The authors present Conleash, a client-side authorization middleware for Model Context Protocol (MCP) tools that moves beyond coarse "always allow" toggles. Conleash uses a risk lattice to auto-permit safe calls within known boundaries while escalating risky ones, a policy engine for user-defined invariants, and a refinement loop that converts user decisions into reusable rules. Evaluated on 984 real-world traces, it achieved 98.2% accuracy, caught 99.4% of escalations, added only 8.2ms overhead, and was preferred by 16 user-study participants over traditional methods.

Main takeaways:

  • Existing MCP authorization (broad toggles or opaque LLM decisions) causes consent fatigue and misses dangerous call arguments.
  • Conleash's risk lattice auto-permits safe calls (e.g., reading a known file) while surfacing risky ones (e.g., writing to unexpected locations) for user review.

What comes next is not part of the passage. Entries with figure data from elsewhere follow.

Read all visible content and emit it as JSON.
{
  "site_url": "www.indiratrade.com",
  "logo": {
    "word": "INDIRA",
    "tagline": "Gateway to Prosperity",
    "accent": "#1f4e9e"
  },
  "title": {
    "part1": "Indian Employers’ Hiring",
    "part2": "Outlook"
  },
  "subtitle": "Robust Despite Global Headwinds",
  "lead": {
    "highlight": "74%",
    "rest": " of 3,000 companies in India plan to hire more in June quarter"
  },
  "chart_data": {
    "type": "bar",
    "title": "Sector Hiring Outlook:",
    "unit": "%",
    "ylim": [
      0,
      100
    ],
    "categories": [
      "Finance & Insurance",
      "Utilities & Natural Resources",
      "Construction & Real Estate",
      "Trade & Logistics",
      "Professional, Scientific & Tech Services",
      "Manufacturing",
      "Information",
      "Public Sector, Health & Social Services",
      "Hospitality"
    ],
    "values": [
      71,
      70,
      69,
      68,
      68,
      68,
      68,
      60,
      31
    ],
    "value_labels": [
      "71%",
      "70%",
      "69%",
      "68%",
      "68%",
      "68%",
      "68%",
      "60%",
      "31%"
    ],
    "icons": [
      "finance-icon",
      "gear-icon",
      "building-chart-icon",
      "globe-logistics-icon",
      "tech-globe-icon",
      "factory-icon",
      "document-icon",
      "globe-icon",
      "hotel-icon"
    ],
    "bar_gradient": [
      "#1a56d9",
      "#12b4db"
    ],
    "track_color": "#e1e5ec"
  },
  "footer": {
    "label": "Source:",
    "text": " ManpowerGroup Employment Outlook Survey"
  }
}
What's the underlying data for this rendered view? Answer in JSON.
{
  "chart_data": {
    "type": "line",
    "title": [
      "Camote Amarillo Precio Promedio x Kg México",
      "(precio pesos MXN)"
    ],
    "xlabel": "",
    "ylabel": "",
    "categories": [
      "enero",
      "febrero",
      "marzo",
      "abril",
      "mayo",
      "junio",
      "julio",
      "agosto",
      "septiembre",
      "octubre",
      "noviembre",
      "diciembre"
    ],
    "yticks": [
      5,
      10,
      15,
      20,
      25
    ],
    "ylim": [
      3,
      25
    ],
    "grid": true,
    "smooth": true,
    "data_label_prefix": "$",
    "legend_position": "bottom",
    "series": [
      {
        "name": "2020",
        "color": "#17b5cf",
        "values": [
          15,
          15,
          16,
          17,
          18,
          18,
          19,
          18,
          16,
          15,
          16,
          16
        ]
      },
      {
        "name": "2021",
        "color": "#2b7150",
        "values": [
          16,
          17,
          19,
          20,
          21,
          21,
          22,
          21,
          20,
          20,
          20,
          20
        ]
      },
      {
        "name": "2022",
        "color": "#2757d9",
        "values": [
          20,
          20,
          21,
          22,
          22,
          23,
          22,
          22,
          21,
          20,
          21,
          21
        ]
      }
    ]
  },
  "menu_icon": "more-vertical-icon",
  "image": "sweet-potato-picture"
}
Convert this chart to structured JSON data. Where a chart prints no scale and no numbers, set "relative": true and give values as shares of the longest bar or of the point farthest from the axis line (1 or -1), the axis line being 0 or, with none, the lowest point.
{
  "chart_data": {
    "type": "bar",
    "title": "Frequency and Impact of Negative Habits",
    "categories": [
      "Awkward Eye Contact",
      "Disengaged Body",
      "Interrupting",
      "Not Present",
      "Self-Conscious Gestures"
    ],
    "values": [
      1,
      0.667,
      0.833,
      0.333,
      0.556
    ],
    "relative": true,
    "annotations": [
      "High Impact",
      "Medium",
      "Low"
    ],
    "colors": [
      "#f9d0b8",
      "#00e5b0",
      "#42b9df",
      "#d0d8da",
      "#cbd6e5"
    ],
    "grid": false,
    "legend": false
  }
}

  • A refinement loop converts one-time user decisions into reusable policies, reducing future prompts without sacrificing safety.
  • Real-world evaluation shows high accuracy (98.2%), low false-negative rate (99.4% escalation recall), and minimal latency overhead (8.2ms).
  • User study (N=16) found Conleash significantly increased trust and reduced prompting compared to traditional methods.